In summary, the methodology centers on an aligned training approach using bridging alignment and composable generation with cross-attention to create a versatile multimodal generative model capable of flexible many-to-many generation.
High-Level Pseudo Code
Here is the high-level pseudo code for the Composable Diffusion (CoDi) method proposed in the paper:
# Train individual diffusion models
text_diffusion = train_text_diffusion()
image_diffusion = train_image_diffusion()
video_diffusion = train_video_diffusion()
audio_diffusion = train_audio_diffusion()
# Bridging alignment for conditioning
align_prompts(text_diffusion, image_diffusion)
align_prompts(text_diffusion, audio_diffusion)
align_prompts(text_diffusion, video_diffusion)
# Composable generation
add_cross_attention(image_diffusion, text_diffusion)
align_latent_spaces(image_diffusion, text_diffusion)
train_cross_attention(image_diffusion, text_diffusion)
add_cross_attention(audio_diffusion, text_diffusion)
align_latent_spaces(audio_diffusion, text_diffusion)
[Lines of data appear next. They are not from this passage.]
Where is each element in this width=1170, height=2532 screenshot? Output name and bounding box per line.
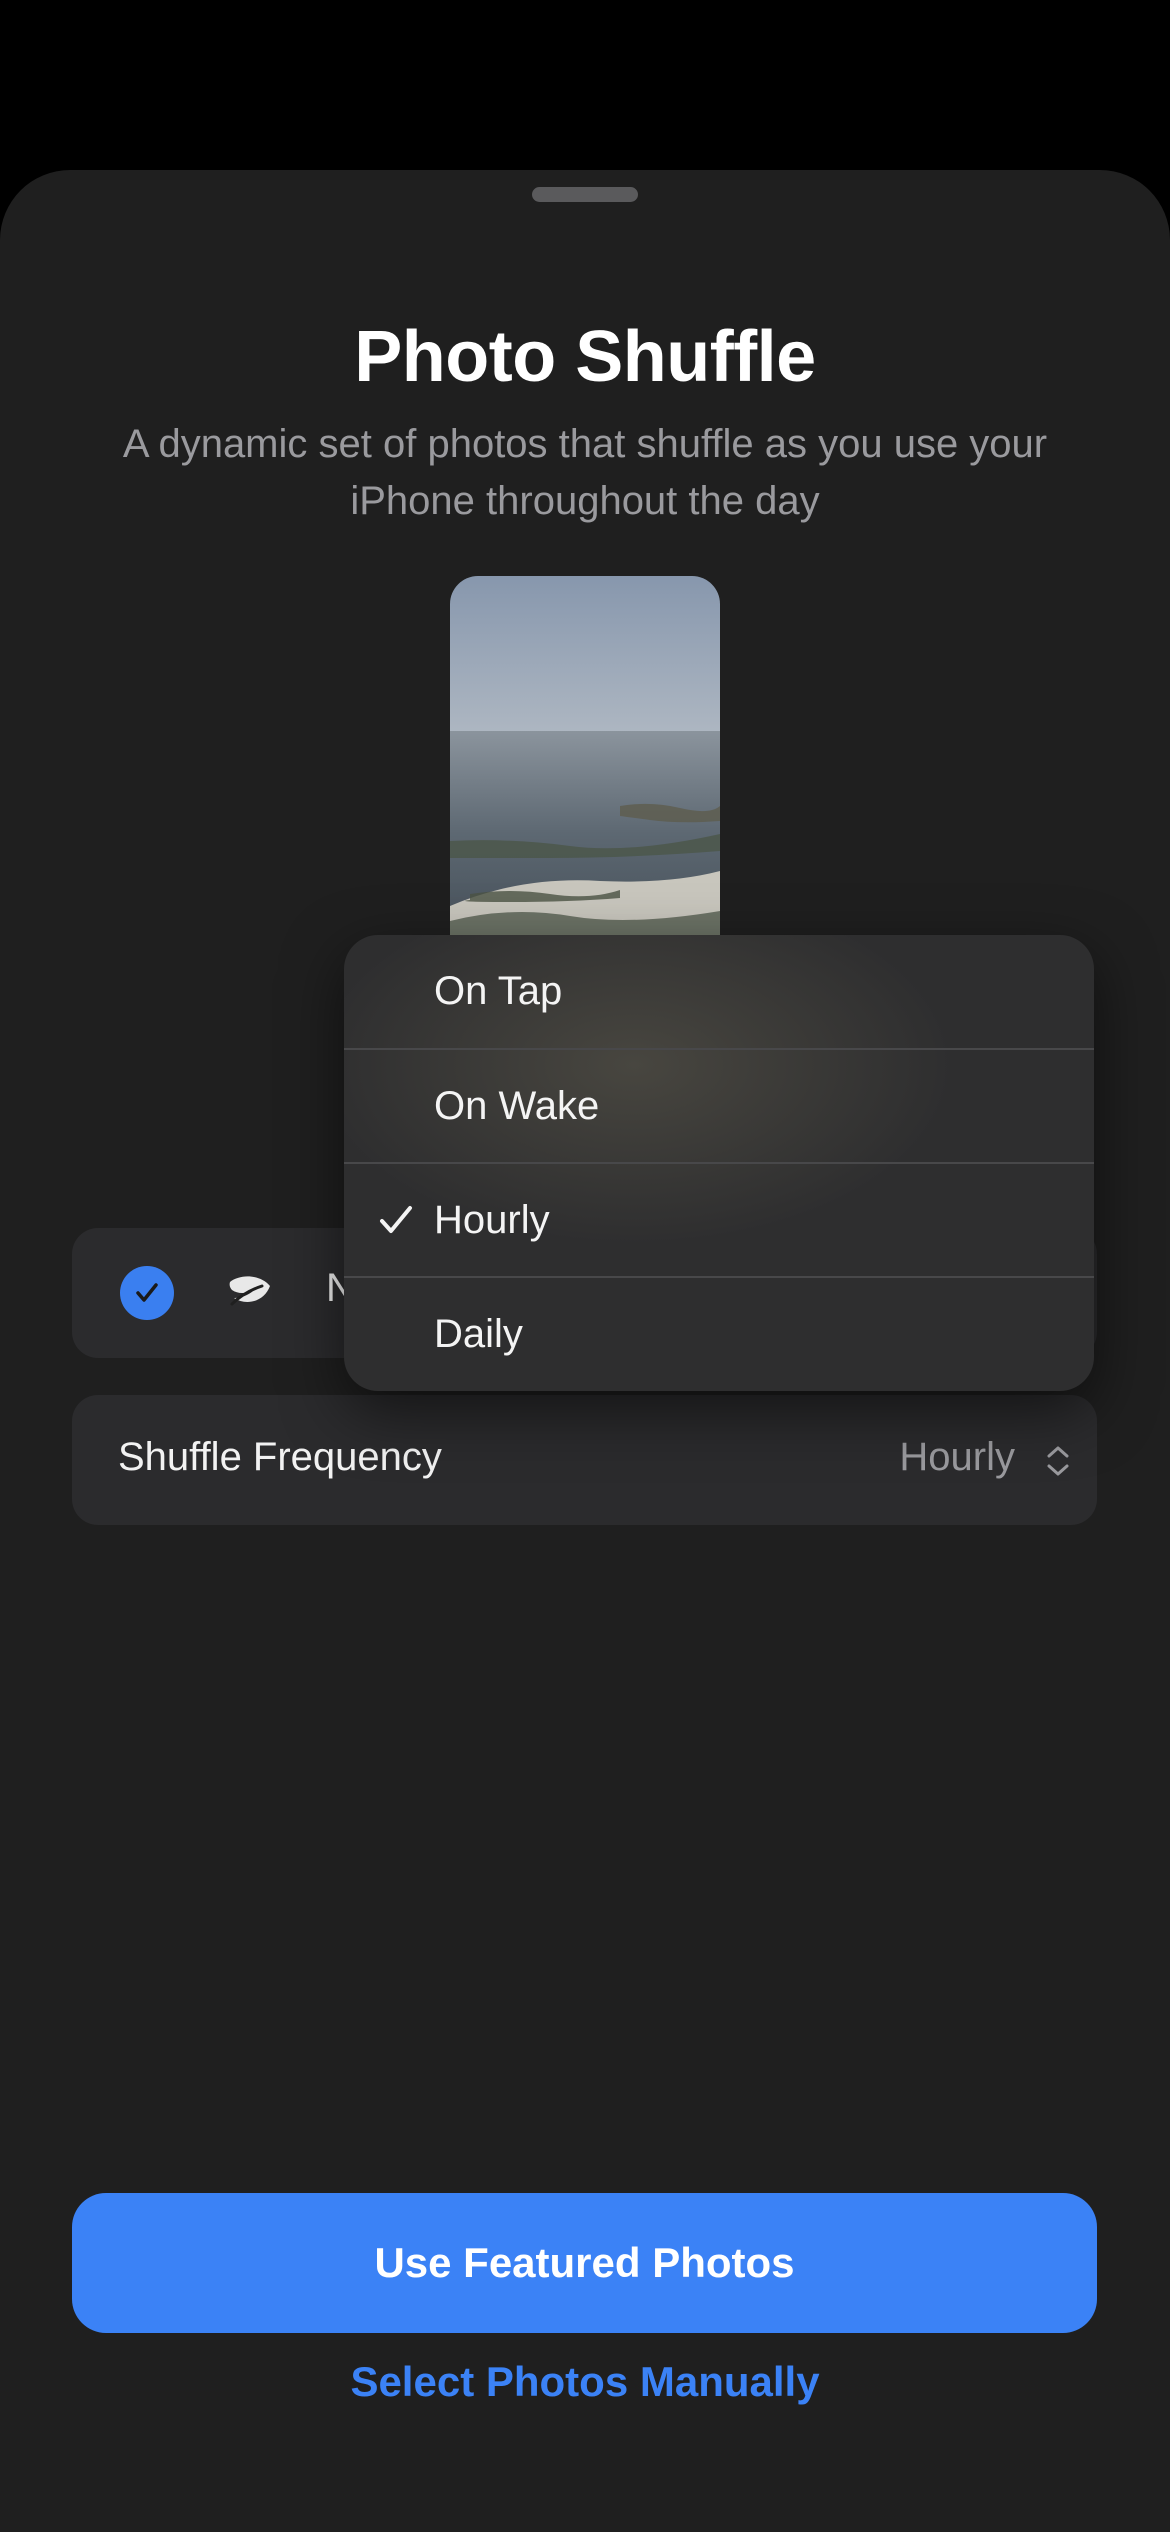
selected-check-icon[interactable] [120,1266,174,1320]
menu-item-label: On Tap [434,969,563,1013]
frequency-menu: On Tap On Wake Hourly Daily [344,935,1094,1391]
use-featured-photos-button[interactable]: Use Featured Photos [72,2193,1097,2333]
menu-item-label: Daily [434,1312,523,1356]
subtitle-line-1: A dynamic set of photos that shuffle as … [122,422,1048,466]
leaf-icon [229,1276,270,1306]
page-title: Photo Shuffle [354,317,816,397]
sheet-grabber[interactable] [532,187,638,202]
shuffle-frequency-value[interactable]: Hourly [899,1435,1015,1480]
subtitle-line-2: iPhone throughout the day [350,479,820,523]
sea-shore-photo [450,576,720,936]
menu-item-label: Hourly [434,1198,550,1242]
menu-item-on-wake[interactable]: On Wake [344,1050,1094,1164]
menu-item-daily[interactable]: Daily [344,1278,1094,1391]
menu-item-label: On Wake [434,1084,600,1128]
menu-item-hourly[interactable]: Hourly [344,1164,1094,1278]
chevron-up-down-icon [1047,1446,1069,1476]
shuffle-frequency-label: Shuffle Frequency [118,1435,442,1479]
menu-item-on-tap[interactable]: On Tap [344,935,1094,1049]
photo-shuffle-sheet: Photo Shuffle A dynamic set of photos th… [0,170,1170,2532]
page-subtitle: A dynamic set of photos that shuffle as … [60,416,1110,530]
shuffle-frequency-row[interactable]: Shuffle Frequency Hourly [72,1395,1097,1525]
checkmark-icon [380,1206,412,1233]
wallpaper-preview [450,576,720,936]
select-photos-manually-button[interactable]: Select Photos Manually [0,2358,1170,2406]
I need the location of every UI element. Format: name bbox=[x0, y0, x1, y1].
train_cross_attention(audio_diffusion, text_diffusion)
add_cross_attention(video_diffusion, audio_diffusion)
align_latent_spaces(video_diffusion, audio_diffusion)
train_cross_attention(video_diffusion, audio_diffusion)
# Any-to-any generation
generate(text, video_diffusion, audio_diffusion)
generate(text, image_diffusion, audio_diffusion)
generate(image, video_diffusion, audio_diffusion)
In summary, the key steps are:
- Train individual diffusion models
- Align conditioning spaces using bridging alignment
- Add cross-attention and align latent spaces
- Train cross-attention modules for composable generation
- Perform any-to-any generation using the aligned and composable models
Detailed Pseudo Code
Unfortunately the paper does not provide sufficient algorithmic details to fully implement the Composable Diffusion (CoDi) model in code. However, I can provide a more detailed pseudo code outline of the key components and training process:
# Diffusion Models
class TextDiffusionModel(nn.Module):
# Details of text diffusion model architecture
class ImageDiffusionModel(nn.Module):
# Details of image diffusion model architecture
class VideoDiffusionModel(nn.Module):
# Details of video diffusion model architecture
class AudioDiffusionModel(nn.Module):
# Details of audio diffusion model architecture
# Bridging Alignment
def align_prompts(text_model, other_model):
# Use text as bridge modality
# Contrastive loss between text and other modality embeddings
# Composable Generation
def add_cross_attention(model_A, model_B):
# Add cross attn layers in model_A UNet
# Attend to model_B's latent variable
def align_latent_spaces(model_A, model_B):
# Environment encoders VA and VB
# Contrastive loss between VA(zA) and VB(zB)
def train_cross_attention(model_A, model_B):
# Train model_A with cross attn to model_B latent variable
# Generation loss + contrastive latent alignment loss
# Training Loop
for text, image in text_image_data:
text_model_step(text)
image_model_step(image)
align_prompts(text_model, image_model)
# Additional bridging alignment steps for other modalities
add_cross_attention(text_model, image_model)
align_latent_spaces(text_model, image_model)
for text, image in text_image_data:
train_cross_attention(text_model, image_model)
# Cross attention training for other modality pairs
# Any-to-any generation
text_emb = text_model.encode(text)
image_emb = image_model.encode(image)
video, audio = generate(text_emb + image_emb, video_model, audio_model)
The key aspects are bridging alignment of conditioning spaces, adding cross-attention between diffusion models, aligning their latent spaces, and composable training of the cross-attention modules. This enables any-to-any generation between the modalities.